In the iron deficient population of our study, 17/51 (33%) patients had senile scleral plaques whereas in the non-iron deficient population, 3/16 (18.75%) had senile scleral plaques.
Point 3: Myopia is another common cause of a thin sclera and an unaccounted confounder which can make sclera appear blue due to the pathologic elongation of the axis of the eye and revelation of the underlying choroid. One can perform several tests in clinic to determine the thickness of the sclera including ultrasound and optical coherence tomography. Corneal pachymetry would also provide suggestive evidence of overall thinning indirectly in the sclera. Perhaps because this study was performed by internal medicine doctors, they would not be as familiar with these very common findings and confounders in an ophthalmology clinic.
Response to point 3:
We agree with the potential interest of measuring the sclera thickness to provide a “proof of concept” of our hypothesis. Although we pointed it in our discussion section (row 288), we are undoubtedly not very familiar with specific ophthalmological findings. Nevertheless, our aim was to provide a simple diagnosis tool requiring no specific material, to allow its widespread use.

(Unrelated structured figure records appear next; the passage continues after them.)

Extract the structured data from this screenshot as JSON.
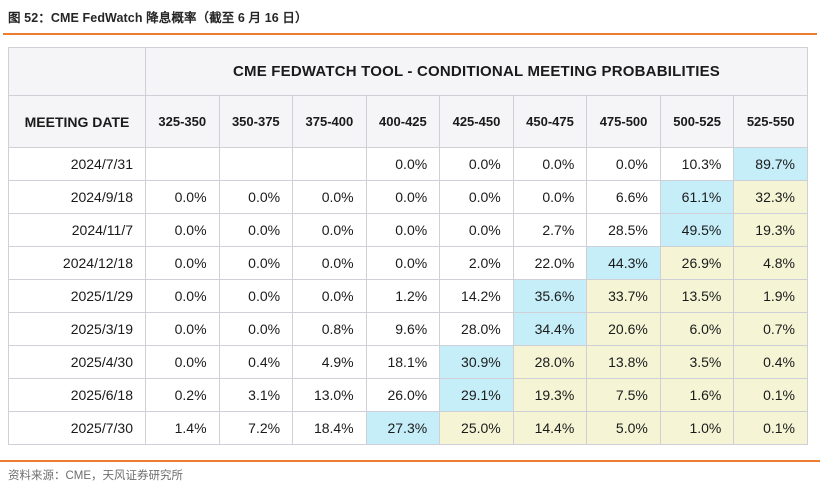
{
  "figure": {
    "title": "图 52：CME FedWatch 降息概率（截至 6 月 16 日）",
    "source": "资料来源：CME，天风证券研究所"
  },
  "table": {
    "banner": "CME FEDWATCH TOOL - CONDITIONAL MEETING PROBABILITIES",
    "date_header": "MEETING DATE",
    "range_headers": [
      "325-350",
      "350-375",
      "375-400",
      "400-425",
      "425-450",
      "450-475",
      "475-500",
      "500-525",
      "525-550"
    ],
    "rows": [
      {
        "date": "2024/7/31",
        "values": [
          "",
          "",
          "",
          "0.0%",
          "0.0%",
          "0.0%",
          "0.0%",
          "10.3%",
          "89.7%"
        ],
        "hl": [
          "",
          "",
          "",
          "",
          "",
          "",
          "",
          "",
          "c"
        ]
      },
      {
        "date": "2024/9/18",
        "values": [
          "0.0%",
          "0.0%",
          "0.0%",
          "0.0%",
          "0.0%",
          "0.0%",
          "6.6%",
          "61.1%",
          "32.3%"
        ],
        "hl": [
          "",
          "",
          "",
          "",
          "",
          "",
          "",
          "c",
          "y"
        ]
      },
      {
        "date": "2024/11/7",
        "values": [
          "0.0%",
          "0.0%",
          "0.0%",
          "0.0%",
          "0.0%",
          "2.7%",
          "28.5%",
          "49.5%",
          "19.3%"
        ],
        "hl": [
          "",
          "",
          "",
          "",
          "",
          "",
          "",
          "c",
          "y"
        ]
      },
      {
        "date": "2024/12/18",
        "values": [
          "0.0%",
          "0.0%",
          "0.0%",
          "0.0%",
          "2.0%",
          "22.0%",
          "44.3%",
          "26.9%",
          "4.8%"
        ],
        "hl": [
          "",
          "",
          "",
          "",
          "",
          "",
          "c",
          "y",
          "y"
        ]
      },
      {
        "date": "2025/1/29",
        "values": [
          "0.0%",
          "0.0%",
          "0.0%",
          "1.2%",
          "14.2%",
          "35.6%",
          "33.7%",
          "13.5%",
          "1.9%"
        ],
        "hl": [
          "",
          "",
          "",
          "",
          "",
          "c",
          "y",
          "y",
          "y"
        ]
      },
      {
        "date": "2025/3/19",
        "values": [
          "0.0%",
          "0.0%",
          "0.8%",
          "9.6%",
          "28.0%",
          "34.4%",
          "20.6%",
          "6.0%",
          "0.7%"
        ],
        "hl": [
          "",
          "",
          "",
          "",
          "",
          "c",
          "y",
          "y",
          "y"
        ]
      },
      {
        "date": "2025/4/30",
        "values": [
          "0.0%",
          "0.4%",
          "4.9%",
          "18.1%",
          "30.9%",
          "28.0%",
          "13.8%",
          "3.5%",
          "0.4%"
        ],
        "hl": [
          "",
          "",
          "",
          "",
          "c",
          "y",
          "y",
          "y",
          "y"
        ]
      },
      {
        "date": "2025/6/18",
        "values": [
          "0.2%",
          "3.1%",
          "13.0%",
          "26.0%",
          "29.1%",
          "19.3%",
          "7.5%",
          "1.6%",
          "0.1%"
        ],
        "hl": [
          "",
          "",
          "",
          "",
          "c",
          "y",
          "y",
          "y",
          "y"
        ]
      },
      {
        "date": "2025/7/30",
        "values": [
          "1.4%",
          "7.2%",
          "18.4%",
          "27.3%",
          "25.0%",
          "14.4%",
          "5.0%",
          "1.0%",
          "0.1%"
        ],
        "hl": [
          "",
          "",
          "",
          "c",
          "y",
          "y",
          "y",
          "y",
          "y"
        ]
      }
    ],
    "colors": {
      "accent_rule": "#ed7d31",
      "highlight_mode": "#c6eef8",
      "highlight_tail": "#f5f5d6"
    }
  }
}
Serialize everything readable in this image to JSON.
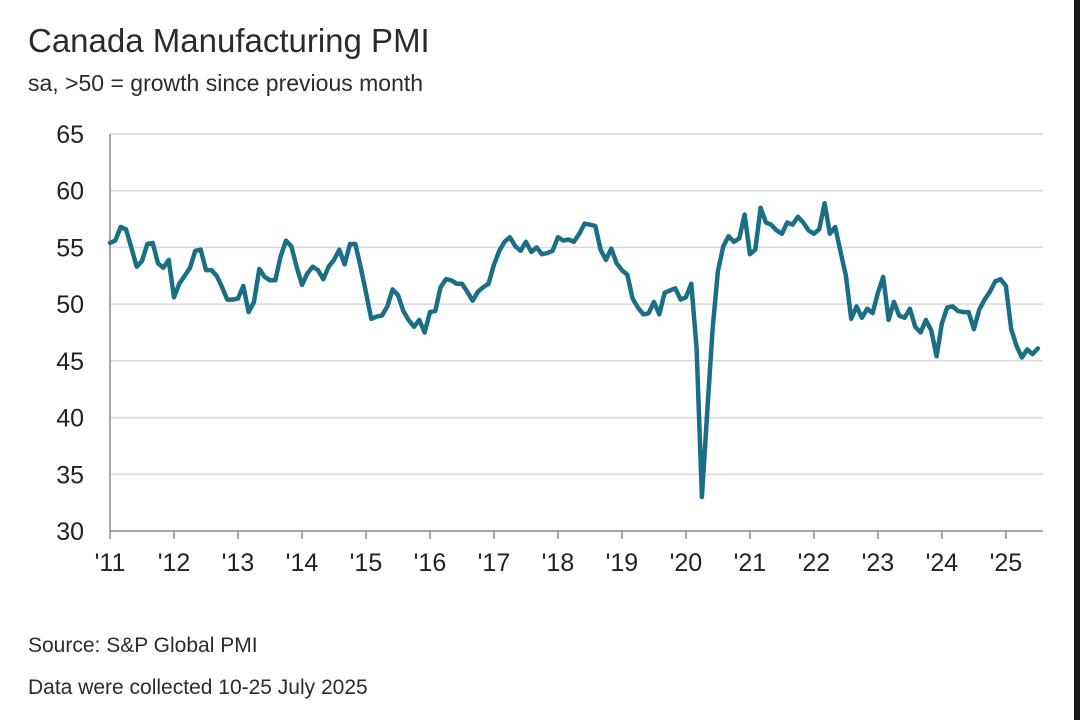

Moreover, as pointed out by reviewer 2, as our study was conducted in internal medicine department, we were not able to perform this interesting study.
Point 4: The study was performed ethically, I see no conflicts of interest, and, importantly, I believe these kinds of uses of technology are of benefit to the medical public. Readers will be able to see for themselves in the statistical analysis that this exam finding has a low sensitivity and specificity relative to serum testing; and I applaud the authors for not over-selling their finding and pointing to their statistics in their conclusion.
Response to point 4:
We would like to warmly thank reviewer 2 for his kind comments and his encouragement.
Kalra, L.; Hamlyn, A.N.; Jones, B.J. Blue sclerae: a common sign of iron deficiency? Lancet 1986, 2, 1267–1269. Kalantri, A.; Karambelkar, M.; Joshi, R.; Kalantri, S.; Jajoo, U. Accuracy and Reliability of Pallor for Detecting Anaemia: A Hospital-Based Diagnostic Accuracy Study. PLoS One 2010, 5.